The Hoffman Family Library is the intellectual hub of Goodwin's community. Its signature two-story space, overlooking the Connecticut River, combines the best of traditional design with the latest technological tools. The Library's collaborative learning spaces provide leisure seating and research tables on each floor, group-study rooms, study carrels, book stacks, periodical and newspaper areas, and 34 computer work stations. Wireless connectivity is available for Goodwin's 50 laptop computers and students' personal laptop computers. Located on the second floor of the library, the Hoffman Family Library Learning Commons brings together library and technology using a Media Scape that fosters informal, collaborative and creative work. Wireless connectivity is available for Goodwin's 50 laptop computers and students' personal laptop computers.
Other resources include a photocopier, printer, audiovisual hardware and software. Laptops are available for checkout to students and faculty. Current faculty, staff and students can also check out digital cameras, Kindles or Nooks. The staff assists users with software and hardware, printing and copying, and other technical issues.
Staff and Hours
The library staff now includes the director, three librarians, an administrative assistant, and student workers. The library is open seven days a week with extended hours during exam weeks. Real time reference assistance is available using Ask a Librarian page that includes: in person, by phone, e-mail, instant messages through Meebo, and the Text-a-Librarian platform.
Library Without Walls
The library's home page at www.goodwin.edu/Library is our library without walls. The gateway to the library's resources, the home page, includes access to and information about using all of the library collections. The home page features reference services and news of interest to the Goodwin community on the library's blog and Twitter pages. Staff and students can access the library's e-books and research databases off-campus by using their SonisWeb username and password. Print resources are accessible using the library's online catalog.

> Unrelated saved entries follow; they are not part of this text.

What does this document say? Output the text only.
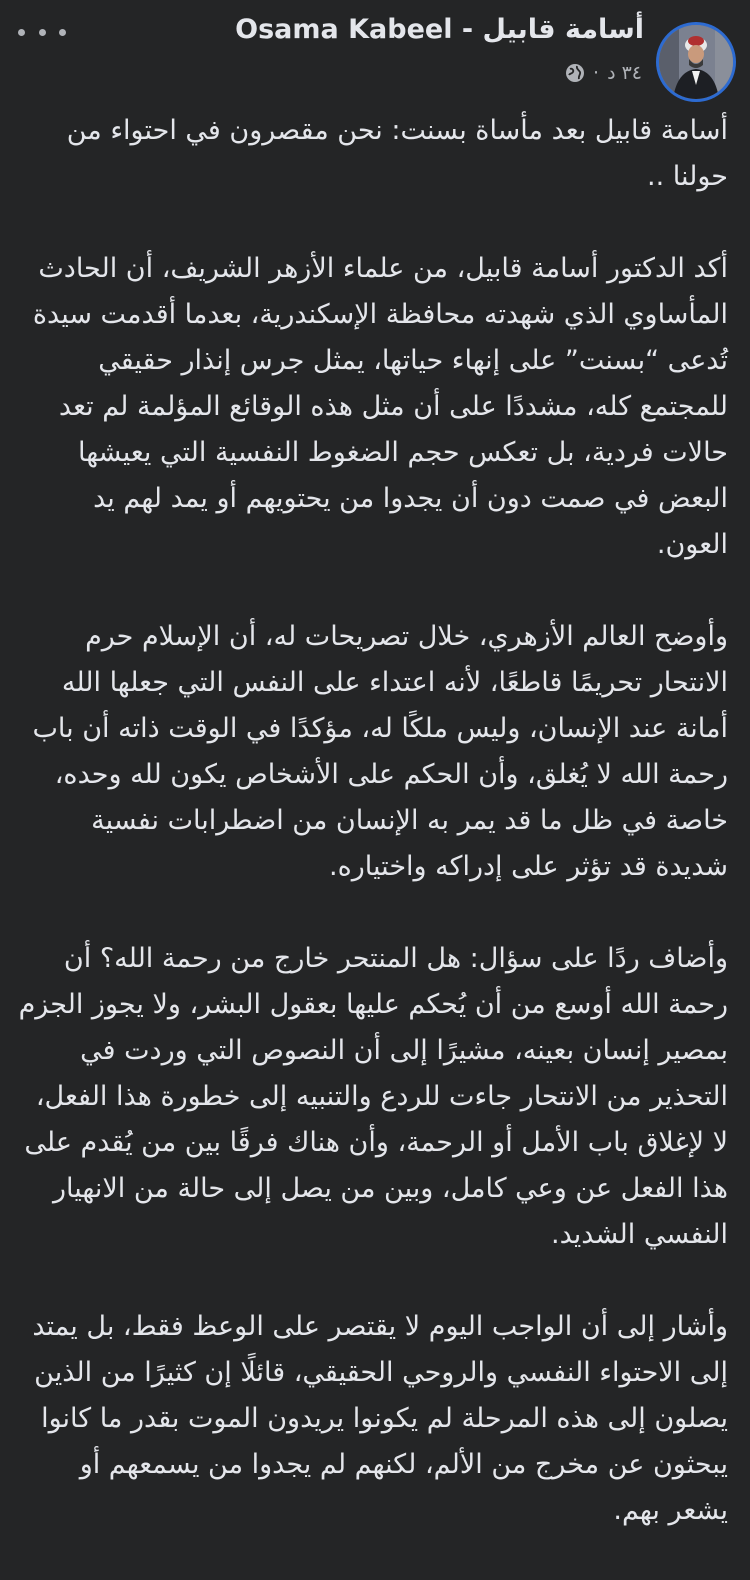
Osama Kabeel - أسامة قابيل
· ٣٤ د

أسامة قابيل بعد مأساة بسنت: نحن مقصرون في احتواء من حولنا ..

أكد الدكتور أسامة قابيل، من علماء الأزهر الشريف، أن الحادث المأساوي الذي شهدته محافظة الإسكندرية، بعدما أقدمت سيدة تُدعى “بسنت” على إنهاء حياتها، يمثل جرس إنذار حقيقي للمجتمع كله، مشددًا على أن مثل هذه الوقائع المؤلمة لم تعد حالات فردية، بل تعكس حجم الضغوط النفسية التي يعيشها البعض في صمت دون أن يجدوا من يحتويهم أو يمد لهم يد العون.

وأوضح العالم الأزهري، خلال تصريحات له، أن الإسلام حرم الانتحار تحريمًا قاطعًا، لأنه اعتداء على النفس التي جعلها الله أمانة عند الإنسان، وليس ملكًا له، مؤكدًا في الوقت ذاته أن باب رحمة الله لا يُغلق، وأن الحكم على الأشخاص يكون لله وحده، خاصة في ظل ما قد يمر به الإنسان من اضطرابات نفسية شديدة قد تؤثر على إدراكه واختياره.

وأضاف ردًا على سؤال: هل المنتحر خارج من رحمة الله؟ أن رحمة الله أوسع من أن يُحكم عليها بعقول البشر، ولا يجوز الجزم بمصير إنسان بعينه، مشيرًا إلى أن النصوص التي وردت في التحذير من الانتحار جاءت للردع والتنبيه إلى خطورة هذا الفعل، لا لإغلاق باب الأمل أو الرحمة، وأن هناك فرقًا بين من يُقدم على هذا الفعل عن وعي كامل، وبين من يصل إلى حالة من الانهيار النفسي الشديد.

وأشار إلى أن الواجب اليوم لا يقتصر على الوعظ فقط، بل يمتد إلى الاحتواء النفسي والروحي الحقيقي، قائلًا إن كثيرًا من الذين يصلون إلى هذه المرحلة لم يكونوا يريدون الموت بقدر ما كانوا يبحثون عن مخرج من الألم، لكنهم لم يجدوا من يسمعهم أو يشعر بهم.
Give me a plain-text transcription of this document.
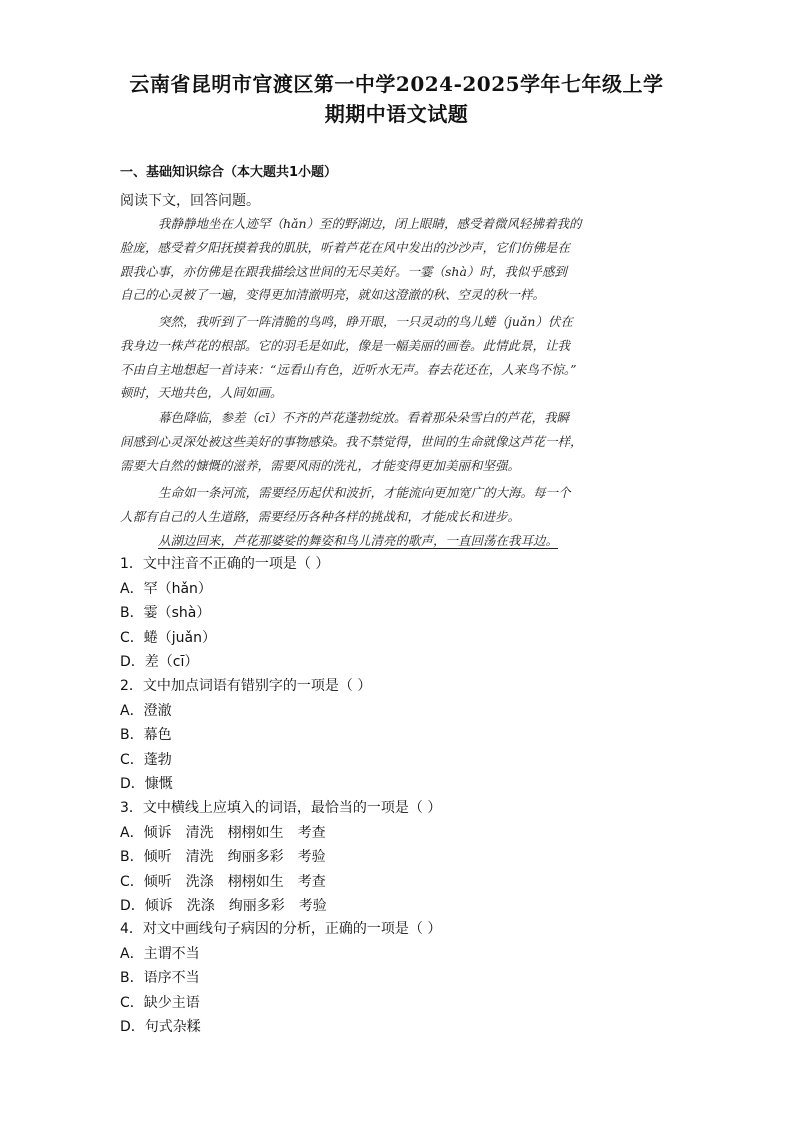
云南省昆明市官渡区第一中学2024-2025学年七年级上学
期期中语文试题
一、基础知识综合（本大题共1小题）
阅读下文，回答问题。
我静静地坐在人迹罕（hǎn）至的野湖边，闭上眼睛，感受着微风轻拂着我的
脸庞，感受着夕阳抚摸着我的肌肤，听着芦花在风中发出的沙沙声，它们仿佛是在
跟我心事，亦仿佛是在跟我描绘这世间的无尽美好。一霎（shà）时，我似乎感到
自己的心灵被了一遍，变得更加清澈明亮，就如这澄澈的秋、空灵的秋一样。
突然，我听到了一阵清脆的鸟鸣，睁开眼，一只灵动的鸟儿蜷（juǎn）伏在
我身边一株芦花的根部。它的羽毛是如此，像是一幅美丽的画卷。此情此景，让我
不由自主地想起一首诗来：“远看山有色，近听水无声。春去花还在，人来鸟不惊。”
顿时，天地共色，人间如画。
幕色降临，参差（cī）不齐的芦花蓬勃绽放。看着那朵朵雪白的芦花，我瞬
间感到心灵深处被这些美好的事物感染。我不禁觉得，世间的生命就像这芦花一样，
需要大自然的慷慨的滋养，需要风雨的洗礼，才能变得更加美丽和坚强。
生命如一条河流，需要经历起伏和波折，才能流向更加宽广的大海。每一个
人都有自己的人生道路，需要经历各种各样的挑战和，才能成长和进步。
从湖边回来，芦花那婆娑的舞姿和鸟儿清亮的歌声，一直回荡在我耳边。
1．文中注音不正确的一项是（ ）
A．罕（hǎn）
B．霎（shà）
C．蜷（juǎn）
D．差（cī）
2．文中加点词语有错别字的一项是（ ）
A．澄澈
B．幕色
C．蓬勃
D．慷慨
3．文中横线上应填入的词语，最恰当的一项是（ ）
A．倾诉　清洗　栩栩如生　考查
B．倾听　清洗　绚丽多彩　考验
C．倾听　洗涤　栩栩如生　考查
D．倾诉　洗涤　绚丽多彩　考验
4．对文中画线句子病因的分析，正确的一项是（ ）
A．主谓不当
B．语序不当
C．缺少主语
D．句式杂糅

The development of resources in the library targets the baccalaureate programs supported by the College, promotes reading, and makes available ideas that develop staff, faculty, and students as advanced thinkers. The library program endeavors to provide all its patrons with the tools needed to become successful scholars and lifelong learners
The collection continues to expand with additional in-house subscriptions, books, audio-visual materials, and artifacts. Currently, there are over 15,000 print titles, 130 journal and newspaper subscriptions, and more than 450 audiovisual materials. However, the library has responded to user demands for more electronic resources that include 66 research databases with online access to over 45,000 full-text journal and newspaper titles. Other databases give students and faculty on and off-campus access to more than 70,000 full text academic and reference books and 1000 films online. Membership in the Connecticut Interlibrary Loan System, a consortium of over 400 libraries in the state, allows library users to borrow materials not in the Hoffman collection. Users create their library accounts, view their circulation records, place holds and renew materials, create reading lists, recommend book, write reviews, and more.
The library provides a variety of services for staff, faculty, and students including those in the Distance Education program. The library home page provides faculty and staff with forms for information literacy instruction, material requests to expand the collection, and reserve requests.
The staff is actively involved in curriculum support services and has developed faculty partnerships to strengthen learning outcomes for students. Web and video tutorials on all aspects of metaliteracy reinforce faculty instruction for students. Students and faculty use Guides for Citing and Writing and Subject Resources available in the library and on the home page.
The library put strong emphasis on teaching Information literacy and technology skills. All freshmen are introduced to the library resources and information literacy through several courses. New students who enter the college with 6 or more transferable collegiate credits take ASD 110. All students who do not have 6 or more transferable collegiate credits take college experience courses. Further, the library staff is available to faculty and their classes to introduce and reinforce information literacy skills to provide their students with effective research techniques. Particular skills are introduced in the foundational courses and customized instruction is provided in advanced courses. One-on-one consultations are also available for students who need more assistance. All students and members of the Goodwin Community can receive help on daily basis during the library's operational hours. Professional development workshops are also provided to introduce new resources and metaliteracy tools.
The Hoffman Family library is honored to house and maintain The Alex Haley special Collection Archive. Items from the collection are in continuous display on the second floor. Items from this expanding collection are available for classroom and offsite presentations. The library also continuously displays art in many formats, including unique sculptures from Zimbabwe, hand-crafted historical ship models, paintings, and other local collections.